A common question is how many visits can a package handle. Whether that’s monthly, daily, or based on the number of users, items, or articles.
To clarify the issue, it’s first necessary to understand what a visit means.
A visit is when your visitor opens your website, but what does that actually include? It includes downloading all images, text, CSS, and JS files to their computer. So when a visitor opens your website, they download all those files to their computer, like right-clicking and choosing download or save as. That’s what a visit means.
Now that it’s clear what a visit is (i.e., downloading your website to a computer), how much space does your website actually take up?
Although your entire website, with all its files, takes up about 5000MB of space on your hosting account, it may only occupy 2MB when opened. How is that possible?
When a user visits your website (and downloads everything mentioned), they don’t download every single file because, for example, your website has 1000 items but displays only 10 on the homepage. So they download images (small images if optimized) of only those ten items, not all 1000.
To find out the exact size of your website when visited, you can check it on gtmetrix.com by entering your domain and clicking on the test button. After the analysis, it will show something similar to this at the bottom of the page:
Here we see that the entire page is 787 KB, even though the website itself is larger than 2GB.
Also, it’s useful to know that there were 50 requests. This means that your visitor downloaded JavaScript, images, CSS, fonts, images, and text 50 times (50 right-clicks and downloads).

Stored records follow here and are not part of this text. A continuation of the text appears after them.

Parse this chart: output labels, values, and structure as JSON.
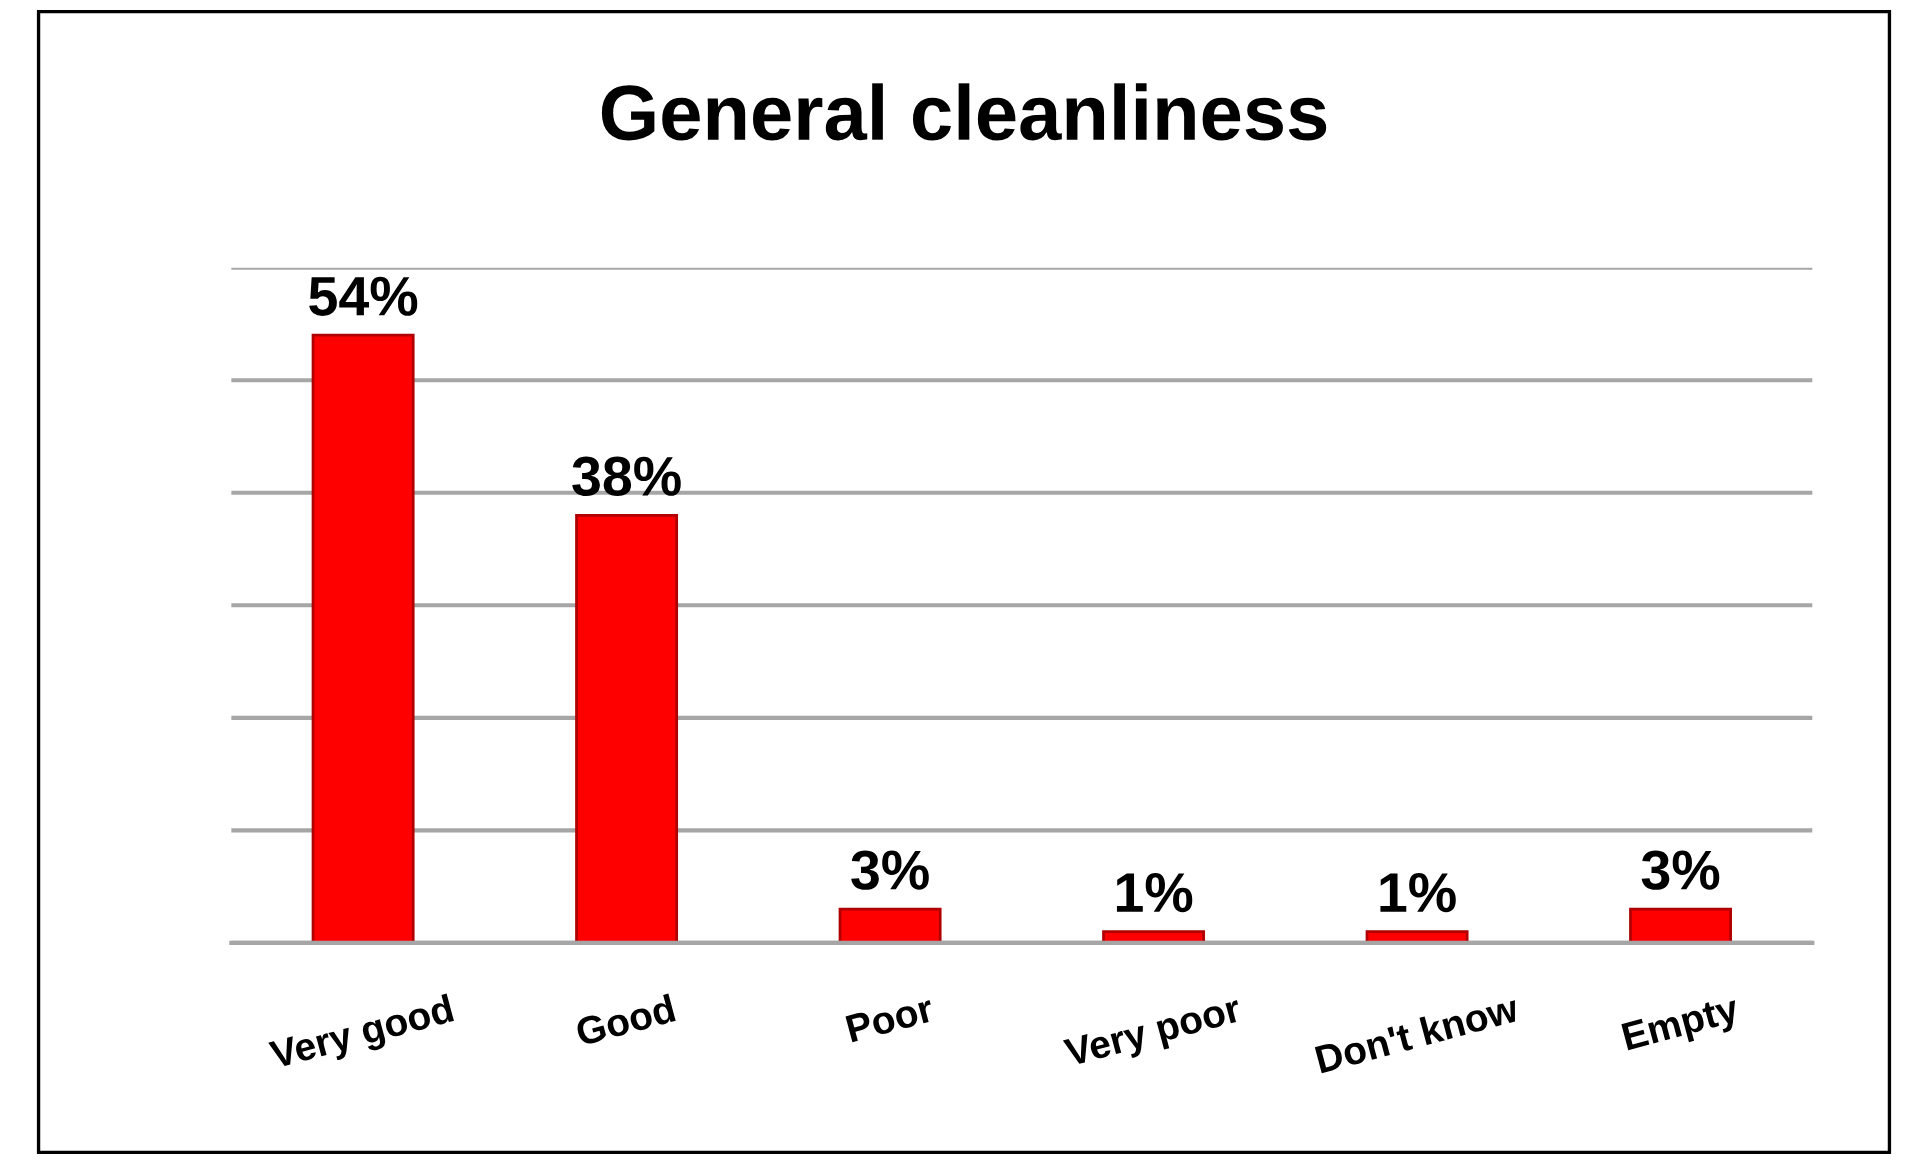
{
  "chart_data": {
    "type": "bar",
    "title": "General cleanliness",
    "categories": [
      "Very good",
      "Good",
      "Poor",
      "Very poor",
      "Don't know",
      "Empty"
    ],
    "values": [
      54,
      38,
      3,
      1,
      1,
      3
    ],
    "value_labels": [
      "54%",
      "38%",
      "3%",
      "1%",
      "1%",
      "3%"
    ],
    "color": "#ff0000",
    "ylim": [
      0,
      60
    ],
    "yticks": [
      {
        "value": 0,
        "label": null
      },
      {
        "value": 10,
        "label": null
      },
      {
        "value": 20,
        "label": null
      },
      {
        "value": 30,
        "label": null
      },
      {
        "value": 40,
        "label": null
      },
      {
        "value": 50,
        "label": null
      },
      {
        "value": 60,
        "label": null
      }
    ],
    "grid": "y"
  }
}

The 2.8-second time means that the website took 2.8 seconds to load for the client; if the visitor has a slower internet connection, that time will be even greater.
Now that it’s clearer what a visit to a website entails and how much it actually takes up resources on your hosting account, the next question is:
How many visits can a hosting account support?

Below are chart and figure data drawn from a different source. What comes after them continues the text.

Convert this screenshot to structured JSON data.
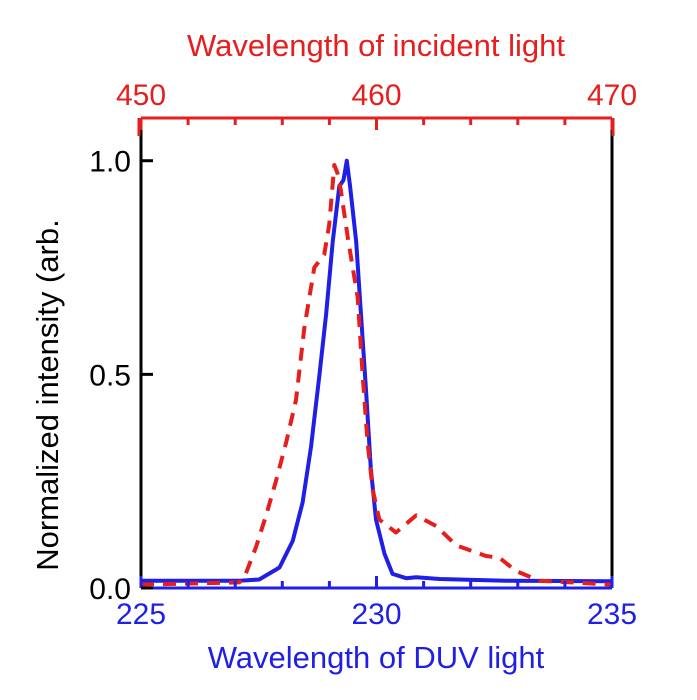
{
  "chart_data": {
    "type": "line",
    "title": "",
    "ylabel": "Normalized intensity (arb.",
    "ylim": [
      0,
      1.1
    ],
    "yticks": [
      "0.0",
      "0.5",
      "1.0"
    ],
    "grid": false,
    "x_bottom": {
      "label": "Wavelength of DUV light",
      "range": [
        225,
        235
      ],
      "ticks": [
        "225",
        "230",
        "235"
      ],
      "color": "#1f1fe6"
    },
    "x_top": {
      "label": "Wavelength of incident light",
      "range": [
        450,
        470
      ],
      "ticks": [
        "450",
        "460",
        "470"
      ],
      "color": "#e61e1e"
    },
    "series": [
      {
        "axis": "bottom",
        "style": "solid",
        "color": "#1f1fe6",
        "x": [
          225.0,
          227.09,
          227.51,
          227.94,
          228.22,
          228.43,
          228.61,
          228.79,
          228.93,
          229.07,
          229.21,
          229.3,
          229.37,
          229.44,
          229.57,
          229.67,
          229.78,
          229.88,
          229.99,
          230.17,
          230.34,
          230.63,
          230.84,
          231.34,
          232.04,
          232.75,
          235.0
        ],
        "y": [
          0.017,
          0.017,
          0.02,
          0.048,
          0.11,
          0.2,
          0.33,
          0.5,
          0.64,
          0.81,
          0.94,
          0.955,
          1.0,
          0.94,
          0.81,
          0.64,
          0.46,
          0.28,
          0.16,
          0.08,
          0.033,
          0.023,
          0.025,
          0.021,
          0.019,
          0.017,
          0.016
        ]
      },
      {
        "axis": "top",
        "style": "dashed",
        "color": "#e61e1e",
        "x": [
          450.0,
          454.18,
          454.39,
          454.88,
          455.31,
          455.73,
          456.16,
          456.58,
          456.94,
          457.36,
          457.78,
          457.99,
          458.21,
          458.35,
          458.49,
          458.78,
          458.99,
          459.2,
          459.41,
          459.62,
          459.84,
          460.12,
          460.83,
          461.68,
          462.53,
          463.38,
          464.65,
          465.22,
          465.92,
          466.91,
          470.0
        ],
        "y": [
          0.008,
          0.013,
          0.025,
          0.095,
          0.17,
          0.25,
          0.34,
          0.44,
          0.61,
          0.75,
          0.78,
          0.85,
          0.99,
          0.97,
          0.93,
          0.82,
          0.75,
          0.68,
          0.5,
          0.34,
          0.23,
          0.16,
          0.13,
          0.17,
          0.145,
          0.1,
          0.075,
          0.071,
          0.04,
          0.017,
          0.008
        ]
      }
    ]
  }
}
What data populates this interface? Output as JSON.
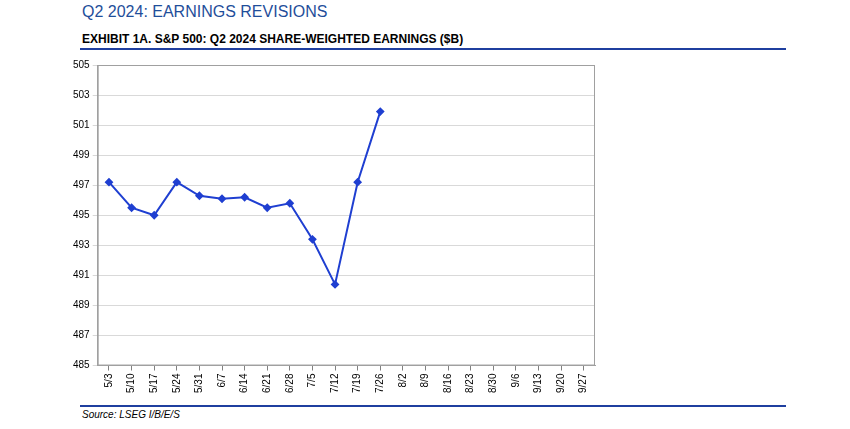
{
  "chart_data": {
    "type": "line",
    "header": "Q2 2024: EARNINGS REVISIONS",
    "title": "EXHIBIT 1A. S&P 500: Q2 2024 SHARE-WEIGHTED EARNINGS ($B)",
    "source": "Source: LSEG I/B/E/S",
    "categories": [
      "5/3",
      "5/10",
      "5/17",
      "5/24",
      "5/31",
      "6/7",
      "6/14",
      "6/21",
      "6/28",
      "7/5",
      "7/12",
      "7/19",
      "7/26",
      "8/2",
      "8/9",
      "8/16",
      "8/23",
      "8/30",
      "9/6",
      "9/13",
      "9/20",
      "9/27"
    ],
    "values": [
      497.2,
      495.5,
      495.0,
      497.2,
      496.3,
      496.1,
      496.2,
      495.5,
      495.8,
      493.4,
      490.4,
      497.2,
      501.9,
      null,
      null,
      null,
      null,
      null,
      null,
      null,
      null,
      null
    ],
    "color": "#1f3fd1",
    "marker": "diamond",
    "ylim": [
      485,
      505
    ],
    "yticks": [
      485,
      487,
      489,
      491,
      493,
      495,
      497,
      499,
      501,
      503,
      505
    ],
    "grid": true
  }
}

First and foremost, it’s essential that you understood the above explanation; otherwise, the answer to this question will not be clear.
Any hosting account, regardless of the plan, has no limits on the number of visits per year, month, day, hour, or at the same time. The number of visits depends on CPU, RAM, the number of processes, and most importantly, the website itself. For example, if a website loads in 1 second and has 20 requests, it can support 1000 visits simultaneously on a basic package. However, a site that takes 5 seconds to load and has 100 requests can support only 100 visits on the same package. Therefore, the question of how many visits a hosting account can handle is not well-posed, as there is no definite answer.

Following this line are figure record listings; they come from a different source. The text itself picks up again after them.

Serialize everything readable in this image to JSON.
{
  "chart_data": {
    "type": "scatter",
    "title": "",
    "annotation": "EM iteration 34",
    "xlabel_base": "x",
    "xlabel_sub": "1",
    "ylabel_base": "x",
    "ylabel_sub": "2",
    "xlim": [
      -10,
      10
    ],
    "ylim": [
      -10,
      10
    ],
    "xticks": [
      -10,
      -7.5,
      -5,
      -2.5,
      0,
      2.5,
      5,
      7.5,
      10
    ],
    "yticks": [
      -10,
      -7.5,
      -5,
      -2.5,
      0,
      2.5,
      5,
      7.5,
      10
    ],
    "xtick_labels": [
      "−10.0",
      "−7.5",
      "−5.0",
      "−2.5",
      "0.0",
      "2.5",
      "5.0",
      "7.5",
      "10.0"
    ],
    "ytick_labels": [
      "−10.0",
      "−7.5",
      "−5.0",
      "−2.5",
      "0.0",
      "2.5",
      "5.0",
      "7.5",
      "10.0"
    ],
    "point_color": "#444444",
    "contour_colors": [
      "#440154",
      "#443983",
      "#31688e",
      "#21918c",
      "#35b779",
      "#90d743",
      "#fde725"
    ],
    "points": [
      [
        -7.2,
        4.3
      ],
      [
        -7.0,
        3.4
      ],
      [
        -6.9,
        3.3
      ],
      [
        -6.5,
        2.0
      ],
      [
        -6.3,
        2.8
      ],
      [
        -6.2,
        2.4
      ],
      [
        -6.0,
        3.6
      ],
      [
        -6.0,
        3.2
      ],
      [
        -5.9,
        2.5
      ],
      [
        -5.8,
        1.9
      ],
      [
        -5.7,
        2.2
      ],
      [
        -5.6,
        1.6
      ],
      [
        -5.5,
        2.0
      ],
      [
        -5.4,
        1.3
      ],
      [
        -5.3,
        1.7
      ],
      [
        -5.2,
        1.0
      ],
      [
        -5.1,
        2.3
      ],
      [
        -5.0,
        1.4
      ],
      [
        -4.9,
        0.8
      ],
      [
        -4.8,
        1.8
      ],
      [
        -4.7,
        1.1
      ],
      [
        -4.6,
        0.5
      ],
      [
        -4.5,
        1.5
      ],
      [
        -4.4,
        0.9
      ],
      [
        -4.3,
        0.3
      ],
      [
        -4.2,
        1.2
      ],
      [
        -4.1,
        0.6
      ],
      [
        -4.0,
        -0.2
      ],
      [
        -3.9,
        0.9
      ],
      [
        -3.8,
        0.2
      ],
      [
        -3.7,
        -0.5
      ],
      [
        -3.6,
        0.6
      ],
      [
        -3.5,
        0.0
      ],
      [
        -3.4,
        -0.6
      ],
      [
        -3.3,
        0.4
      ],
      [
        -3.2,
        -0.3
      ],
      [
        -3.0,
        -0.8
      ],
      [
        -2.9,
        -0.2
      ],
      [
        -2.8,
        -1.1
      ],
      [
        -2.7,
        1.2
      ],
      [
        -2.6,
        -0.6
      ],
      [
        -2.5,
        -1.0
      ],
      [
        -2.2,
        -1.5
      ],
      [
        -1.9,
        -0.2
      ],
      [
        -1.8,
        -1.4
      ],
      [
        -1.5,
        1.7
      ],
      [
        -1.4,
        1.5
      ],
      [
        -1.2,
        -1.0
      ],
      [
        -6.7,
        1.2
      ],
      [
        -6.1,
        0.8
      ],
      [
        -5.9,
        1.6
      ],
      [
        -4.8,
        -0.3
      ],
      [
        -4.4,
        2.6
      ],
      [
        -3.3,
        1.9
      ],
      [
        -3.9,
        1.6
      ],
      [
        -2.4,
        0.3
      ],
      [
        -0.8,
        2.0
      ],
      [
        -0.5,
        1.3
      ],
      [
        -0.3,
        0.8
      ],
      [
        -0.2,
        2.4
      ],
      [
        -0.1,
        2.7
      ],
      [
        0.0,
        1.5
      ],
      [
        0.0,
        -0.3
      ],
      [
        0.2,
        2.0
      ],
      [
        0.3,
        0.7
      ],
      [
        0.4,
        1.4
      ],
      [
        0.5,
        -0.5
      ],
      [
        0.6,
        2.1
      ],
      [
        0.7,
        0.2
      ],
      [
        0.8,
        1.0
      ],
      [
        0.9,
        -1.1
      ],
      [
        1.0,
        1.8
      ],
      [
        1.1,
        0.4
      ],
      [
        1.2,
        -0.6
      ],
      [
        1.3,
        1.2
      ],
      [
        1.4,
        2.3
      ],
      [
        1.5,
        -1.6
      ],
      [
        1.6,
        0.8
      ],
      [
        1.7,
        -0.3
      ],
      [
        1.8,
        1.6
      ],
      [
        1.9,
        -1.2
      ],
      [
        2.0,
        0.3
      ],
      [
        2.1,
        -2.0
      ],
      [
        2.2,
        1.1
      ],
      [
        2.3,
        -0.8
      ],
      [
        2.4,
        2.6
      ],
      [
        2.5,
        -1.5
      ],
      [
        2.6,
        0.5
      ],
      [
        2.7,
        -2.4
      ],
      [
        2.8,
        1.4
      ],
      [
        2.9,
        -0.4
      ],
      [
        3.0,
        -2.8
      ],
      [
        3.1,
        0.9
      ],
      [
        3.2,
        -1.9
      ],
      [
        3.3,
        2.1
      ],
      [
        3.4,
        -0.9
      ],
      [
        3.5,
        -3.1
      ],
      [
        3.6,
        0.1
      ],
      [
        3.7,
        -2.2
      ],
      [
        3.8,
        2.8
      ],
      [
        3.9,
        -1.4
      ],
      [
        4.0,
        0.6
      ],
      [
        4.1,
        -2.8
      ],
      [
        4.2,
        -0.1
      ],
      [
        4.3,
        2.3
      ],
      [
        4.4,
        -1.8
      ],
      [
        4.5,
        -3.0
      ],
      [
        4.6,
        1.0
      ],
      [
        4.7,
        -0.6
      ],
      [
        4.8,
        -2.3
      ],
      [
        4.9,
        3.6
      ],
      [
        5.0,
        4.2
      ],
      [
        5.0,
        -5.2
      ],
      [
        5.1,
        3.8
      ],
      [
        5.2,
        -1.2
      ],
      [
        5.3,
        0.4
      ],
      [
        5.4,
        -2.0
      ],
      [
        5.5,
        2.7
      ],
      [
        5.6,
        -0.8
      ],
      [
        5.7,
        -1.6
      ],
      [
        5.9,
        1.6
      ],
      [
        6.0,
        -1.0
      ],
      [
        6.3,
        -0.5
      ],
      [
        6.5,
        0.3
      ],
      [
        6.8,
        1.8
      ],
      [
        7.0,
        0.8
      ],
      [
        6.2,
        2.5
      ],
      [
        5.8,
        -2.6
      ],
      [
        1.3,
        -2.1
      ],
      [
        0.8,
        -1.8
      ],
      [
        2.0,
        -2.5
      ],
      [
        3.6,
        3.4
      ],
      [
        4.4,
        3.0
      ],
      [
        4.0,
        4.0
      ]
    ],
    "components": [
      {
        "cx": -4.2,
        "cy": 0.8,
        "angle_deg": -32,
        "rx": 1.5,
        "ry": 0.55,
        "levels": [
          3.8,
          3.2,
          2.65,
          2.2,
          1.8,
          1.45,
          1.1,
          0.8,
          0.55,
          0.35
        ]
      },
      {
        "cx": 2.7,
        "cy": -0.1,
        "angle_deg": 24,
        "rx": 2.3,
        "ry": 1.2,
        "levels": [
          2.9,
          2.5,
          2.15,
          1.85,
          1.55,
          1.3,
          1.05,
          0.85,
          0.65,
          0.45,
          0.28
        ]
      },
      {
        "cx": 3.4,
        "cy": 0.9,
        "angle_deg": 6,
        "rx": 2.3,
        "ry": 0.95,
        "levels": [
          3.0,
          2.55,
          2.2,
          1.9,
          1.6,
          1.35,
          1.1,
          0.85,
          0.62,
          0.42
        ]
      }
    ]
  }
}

It means that the website should be optimized to minimize loading time, as it will use fewer hosting resources and can support more visits. Also, reduce the number of requests, as this will decrease the number of processes and increase the number of visits your website can handle at that moment.
How do you know which package to choose for yourself?
Every hosting account (literally every one) offers a trial period and the possibility to change packages. You can start with a smaller package and upgrade to a larger one when you reach a limit (either space or resources) for an additional fee.
If your website has not been active until now and you’re just starting, choose the basic package, as you won’t have many visits initially unless you spend a minimum of 50-100 euros daily on advertising. In that case, choose a more advanced package.
What helps to enable the highest number of visits on a website?
Website optimization. Image optimization, code optimization, reducing the number of plugins, and removing unnecessary elements.
In 90% of websites, the problem lies in images because unoptimized images are uploaded. Each image posted on a website should not be larger than 150KB (this is the absolute maximum for HD images and the like, while ordinary images should be half that size), and this does not include resolution but size.
Also, on our hosting, we have server-side caching, which greatly helps with speed and reducing requests. However, a plugin is required to take advantage of this, and it requires some configuration (instructions are available on our website). Once everything is set up, you’ll know that the website is optimized, and if you reach a limit on CPU/RAM/Processes or similar, it means that you need a larger package because the number of visits exceeds the package. How do you know if a website is optimized? If the site size is not larger than 2MB, if it does not exceed 80 requests, and if it loads in less than 4 seconds, it means that the site is optimized.